Resta il fatto che la segreteria del Pd è un triangolo delle Bermude, come da azzeccata definizione del comico Luca Bizzarri: chi passa da lì – da Matteo Renzi a Enrico Letta – scompare nei flutti. Cosa glielo fa fare, a Schlein, di rischiare la stessa fine? «Ho piena consapevolezza dello stato di difficoltà in cui versa il partito», ci risponde dopo una risata, «ma penso che sia proprio questo il punto: non basta cambiare frettolosamente leader e gruppo dirigente se non cambia anche il modo in cui si sta insieme». Per la 37enne italo-elvetico-americana, «la sfida nella sfida» è proprio quella di «cambiare modello di leadership, perché non ci serve l’uomo solo – e neanche la donna sola – al comando» (il riferimento a Giorgia Meloni, prima donna alla Presidenza del consiglio, è esplicito: «Il soffitto di cristallo non si rompe con un solo punto di pressione»). Il cambiamento dovrebbe passare da «una comunità politica che si mobilita facendo leva sull’intelligenza collettiva», costruendo «un ponte tra la piazza e la rappresentanza». Per arrivarci, Schlein punta sul suo ruolo di outsider «senza padrini né padroni» rispetto al gruppo dirigente odierno o recente, lo stesso dal quale provengono bene o male gli altri candidati.

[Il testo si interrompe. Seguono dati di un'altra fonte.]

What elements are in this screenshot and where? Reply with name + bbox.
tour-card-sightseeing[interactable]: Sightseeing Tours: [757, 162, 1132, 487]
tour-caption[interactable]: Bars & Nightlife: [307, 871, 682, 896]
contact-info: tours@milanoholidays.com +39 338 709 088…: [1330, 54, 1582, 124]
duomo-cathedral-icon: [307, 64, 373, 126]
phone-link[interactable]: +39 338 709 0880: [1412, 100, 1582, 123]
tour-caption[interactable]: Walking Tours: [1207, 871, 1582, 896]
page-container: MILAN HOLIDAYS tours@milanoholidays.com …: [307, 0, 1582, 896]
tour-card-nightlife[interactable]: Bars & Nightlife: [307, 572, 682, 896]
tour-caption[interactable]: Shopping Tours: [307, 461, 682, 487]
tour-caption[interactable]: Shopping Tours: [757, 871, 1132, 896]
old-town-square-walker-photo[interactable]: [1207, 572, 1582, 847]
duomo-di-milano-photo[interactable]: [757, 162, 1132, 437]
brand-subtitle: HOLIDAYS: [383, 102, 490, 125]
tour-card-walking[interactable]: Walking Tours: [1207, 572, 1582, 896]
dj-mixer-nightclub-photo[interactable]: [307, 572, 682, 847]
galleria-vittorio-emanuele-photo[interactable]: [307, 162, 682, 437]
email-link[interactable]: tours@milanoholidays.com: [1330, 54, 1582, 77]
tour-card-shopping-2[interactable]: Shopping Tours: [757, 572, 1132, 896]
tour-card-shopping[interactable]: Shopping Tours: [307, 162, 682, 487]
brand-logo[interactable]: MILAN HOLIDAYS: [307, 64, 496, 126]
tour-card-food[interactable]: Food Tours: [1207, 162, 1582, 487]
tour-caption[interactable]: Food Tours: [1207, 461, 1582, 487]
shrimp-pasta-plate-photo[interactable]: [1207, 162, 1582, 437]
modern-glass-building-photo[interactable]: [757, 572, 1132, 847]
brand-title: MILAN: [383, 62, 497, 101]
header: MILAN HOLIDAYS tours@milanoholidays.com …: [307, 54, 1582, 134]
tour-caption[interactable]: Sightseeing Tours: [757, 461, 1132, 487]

Intanto il Pd è al collasso: in quattro anni gli iscritti si sono dimezzati, crollando a quota 150mila. Alle elezioni di settembre ha preso una scoppola senza precedenti, scendendo sotto la soglia psicologica del 20%. «Non abbandonare il territorio» è l’antidoto di Schlein, unito a un certo ottimismo per la riformabilità dell’«unico partito non personale in Italia in questo momento, l’unico che può cambiare idea, cambiare gruppo dirigente, ritrovare credibilità sui temi circa i quali in questi anni sono mancati il coraggio e la chiarezza». Ovvero «il contrasto a ogni forma di disuguaglianza, alla precarietà nel lavoro e all’emergenza climatica», tre ambiti nei quali c’è bisogno di «ricucire» lo strappo con coloro che il partito di centrosinistra vorrebbe rappresentare. Ferite profonde, specie sul lavoro: «In questi anni sono stati fatti degli errori» (è nota l’avversione di Schlein per il Jobs Act di Renzi, che giudica un pericoloso contributo alla precarizzazione).

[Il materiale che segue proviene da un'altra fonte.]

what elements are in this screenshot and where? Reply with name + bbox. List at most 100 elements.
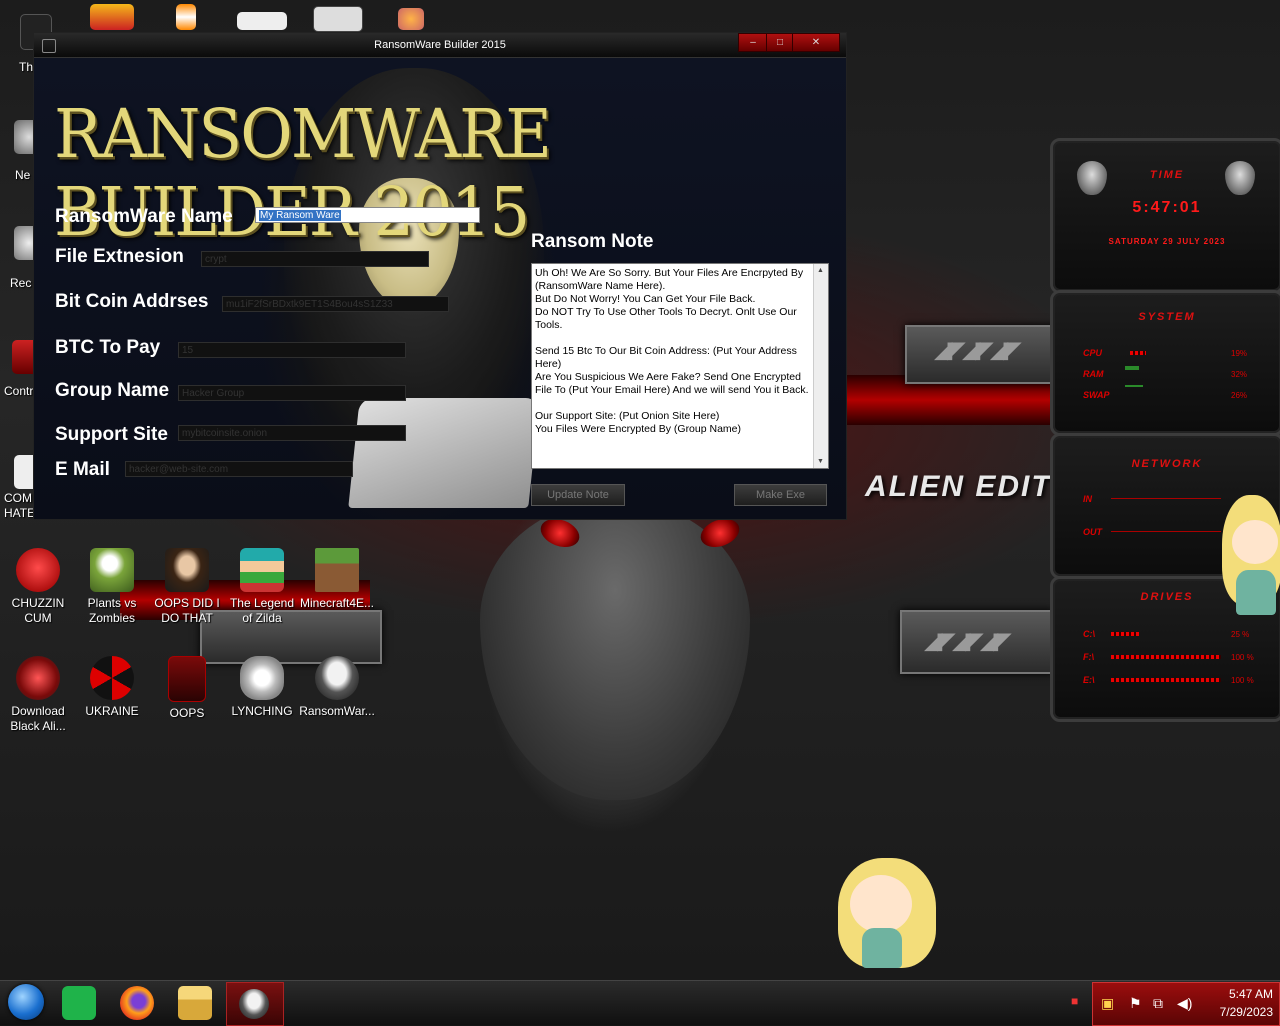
cpu-label: CPU xyxy=(1083,348,1103,358)
drive-e-value: 100 % xyxy=(1231,676,1254,685)
scroll-up-icon[interactable]: ▲ xyxy=(817,267,824,274)
desktop-icon-ransomware[interactable]: RansomWar... xyxy=(299,656,375,719)
notes-app-icon[interactable] xyxy=(62,986,96,1020)
vlc-icon[interactable] xyxy=(176,4,196,30)
desktop-icon-label: UKRAINE xyxy=(85,704,139,718)
tray-app-icon[interactable]: ▣ xyxy=(1101,995,1114,1012)
desktop-icon-label: RansomWar... xyxy=(299,704,375,718)
make-exe-button[interactable]: Make Exe xyxy=(734,484,827,506)
partial-icon-label: COM HATE xyxy=(4,491,36,520)
drive-f-label: F:\ xyxy=(1083,652,1094,662)
bitcoin-address-input[interactable]: mu1iF2fSrBDxtk9ET1S4Bou4sS1Z33 xyxy=(222,296,449,312)
desktop-icon-ukraine[interactable]: UKRAINE xyxy=(74,656,150,719)
taskbar: ■ ▣ ⚑ ⧉ ◀) 5:47 AM 7/29/2023 xyxy=(0,980,1280,1026)
cpu-bar xyxy=(1130,351,1146,355)
swap-label: SWAP xyxy=(1083,390,1110,400)
desktop-icon-label: CHUZZIN CUM xyxy=(11,596,65,625)
network-out-graph xyxy=(1111,531,1221,532)
email-label: E Mail xyxy=(55,459,110,480)
drive-f-bar xyxy=(1111,655,1221,659)
desktop-icon-oops-did-i-do-that[interactable]: OOPS DID I DO THAT xyxy=(149,548,225,626)
window-titlebar[interactable]: RansomWare Builder 2015 – □ ✕ xyxy=(34,33,846,58)
plants-vs-zombies-icon xyxy=(90,548,134,592)
app-icon[interactable] xyxy=(398,8,424,30)
desktop-icon-oops[interactable]: OOPS xyxy=(149,656,225,721)
ransomware-name-value: My Ransom Ware xyxy=(259,210,341,221)
game-icon[interactable] xyxy=(90,4,134,30)
ransomware-builder-window[interactable]: RansomWare Builder 2015 – □ ✕ RANSOMWARE… xyxy=(33,32,847,520)
group-name-label: Group Name xyxy=(55,380,170,401)
chevron-decoration: ◢◤ ◢◤ ◢◤ xyxy=(925,628,1011,653)
scroll-down-icon[interactable]: ▼ xyxy=(817,458,824,465)
network-icon[interactable]: ⧉ xyxy=(1153,995,1163,1012)
clock-time[interactable]: 5:47 AM xyxy=(1229,987,1273,1001)
window-title: RansomWare Builder 2015 xyxy=(374,39,506,51)
update-note-button[interactable]: Update Note xyxy=(531,484,625,506)
maximize-button[interactable]: □ xyxy=(766,33,794,52)
system-gadget-title: SYSTEM xyxy=(1138,311,1196,323)
flag-icon[interactable]: ⚑ xyxy=(1129,995,1142,1012)
desktop-icon-lynching[interactable]: LYNCHING xyxy=(224,656,300,719)
cpu-value: 19% xyxy=(1231,349,1248,358)
support-site-input[interactable]: mybitcoinsite.onion xyxy=(178,425,406,441)
partial-icon-label: Contr xyxy=(4,384,34,398)
system-gadget[interactable]: SYSTEM CPU 19% RAM 32% SWAP 26% xyxy=(1050,290,1280,436)
file-extension-label: File Extnesion xyxy=(55,246,184,267)
desktop-icon-plants-vs-zombies[interactable]: Plants vs Zombies xyxy=(74,548,150,626)
app-icon[interactable] xyxy=(313,6,363,32)
drive-c-value: 25 % xyxy=(1231,630,1250,639)
desktop-icon-label: OOPS xyxy=(169,706,205,720)
desktop-icon-legend-of-zilda[interactable]: The Legend of Zilda xyxy=(224,548,300,626)
desktop-icon-label: Minecraft4E... xyxy=(299,596,375,610)
swap-bar xyxy=(1125,385,1143,387)
taskbar-active-app[interactable] xyxy=(226,982,284,1026)
clock-date[interactable]: 7/29/2023 xyxy=(1220,1005,1273,1019)
btc-to-pay-input[interactable]: 15 xyxy=(178,342,406,358)
desktop-icon-download-black-alien[interactable]: Download Black Ali... xyxy=(0,656,76,734)
app-icon[interactable] xyxy=(237,12,287,30)
bitcoin-address-label: Bit Coin Addrses xyxy=(55,291,209,312)
gadget-time-value: 5:47:01 xyxy=(1132,199,1202,216)
file-explorer-icon[interactable] xyxy=(178,986,212,1020)
note-scrollbar[interactable]: ▲ ▼ xyxy=(813,264,828,468)
desktop-icon-label: Plants vs Zombies xyxy=(87,596,137,625)
email-input[interactable]: hacker@web-site.com xyxy=(125,461,353,477)
close-button[interactable]: ✕ xyxy=(792,33,840,52)
ransom-note-textarea[interactable]: Uh Oh! We Are So Sorry. But Your Files A… xyxy=(531,263,829,469)
network-in-graph xyxy=(1111,498,1221,499)
network-in-label: IN xyxy=(1083,494,1092,504)
time-gadget[interactable]: TIME 5:47:01 SATURDAY 29 JULY 2023 xyxy=(1050,138,1280,294)
start-button[interactable] xyxy=(8,984,44,1020)
app-banner: RANSOMWARE BUILDER 2015 xyxy=(54,96,552,252)
desktop-icon-minecraft[interactable]: Minecraft4E... xyxy=(299,548,375,611)
desktop-icon-chuzzin-cum[interactable]: CHUZZIN CUM xyxy=(0,548,76,626)
file-extension-input[interactable]: crypt xyxy=(201,251,429,267)
ransomware-name-label: RansomWare Name xyxy=(55,206,233,227)
chuzzle-icon xyxy=(16,548,60,592)
group-name-input[interactable]: Hacker Group xyxy=(178,385,406,401)
desktop-icon-label: Download Black Ali... xyxy=(10,704,66,733)
partial-icon-label: Ne xyxy=(15,168,31,182)
firefox-icon[interactable] xyxy=(120,986,154,1020)
skull-icon xyxy=(315,656,359,700)
show-hidden-icons[interactable]: ■ xyxy=(1071,994,1078,1008)
desktop-icon-label: The Legend of Zilda xyxy=(229,596,295,625)
minecraft-icon xyxy=(315,548,359,592)
ransomware-name-input[interactable]: My Ransom Ware xyxy=(255,207,480,223)
volume-icon[interactable]: ◀) xyxy=(1177,995,1192,1012)
emblem-icon xyxy=(240,656,284,700)
red-document-icon xyxy=(168,656,206,702)
drive-c-label: C:\ xyxy=(1083,629,1095,639)
window-client-area: RANSOMWARE BUILDER 2015 RansomWare Name … xyxy=(34,58,846,519)
desktop-icon-label: LYNCHING xyxy=(231,704,293,718)
network-gadget-title: NETWORK xyxy=(1131,458,1203,470)
time-gadget-title: TIME xyxy=(1149,169,1185,181)
drive-e-label: E:\ xyxy=(1083,675,1095,685)
laptop-graphic xyxy=(348,398,540,508)
alien-download-icon xyxy=(16,656,60,700)
drive-e-bar xyxy=(1111,678,1221,682)
portrait-icon xyxy=(165,548,209,592)
minimize-button[interactable]: – xyxy=(738,33,768,52)
ransom-note-text: Uh Oh! We Are So Sorry. But Your Files A… xyxy=(535,267,809,435)
chevron-decoration: ◢◤ ◢◤ ◢◤ xyxy=(935,337,1021,362)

Alcuni osservatori contestano alla candidata una certa ambiguità sul tema della guerra in Ucraina, in particolare sulla fornitura di armamenti a Kiev da parte dell’Italia. Lei non ci sta: «Ho votato a favore del supporto anche militare alla resistenza. La mia posizione è sempre stata chiara: vengo dalla cultura pacifista, e mentre non ho dubbi a essere fortemente contraria all’aumento della spesa militare che sta avvenendo in tutti i Paesi europei, non credo sia sbagliato sostenere la resistenza ucraina che si sta difendendo da un’aggressione unilaterale criminale. Da federalista europea soffro però l’assenza di un protagonismo politico e diplomatico dell’Ue per riuscire a far cessare il fuoco e avviare una conferenza di pace multilaterale».

Schlein ce la farà? Per ora Bonaccini è dato in vantaggio di circa il 10%, ma la mobilitazione dei giovani ai gazebo – dopo questa prima fase di voto riservato ai circoli del partito, notoriamente anzianotti – potrebbe ribaltare la partita. Comunque sia «le lotte pagano sempre, anche quando le perdiamo».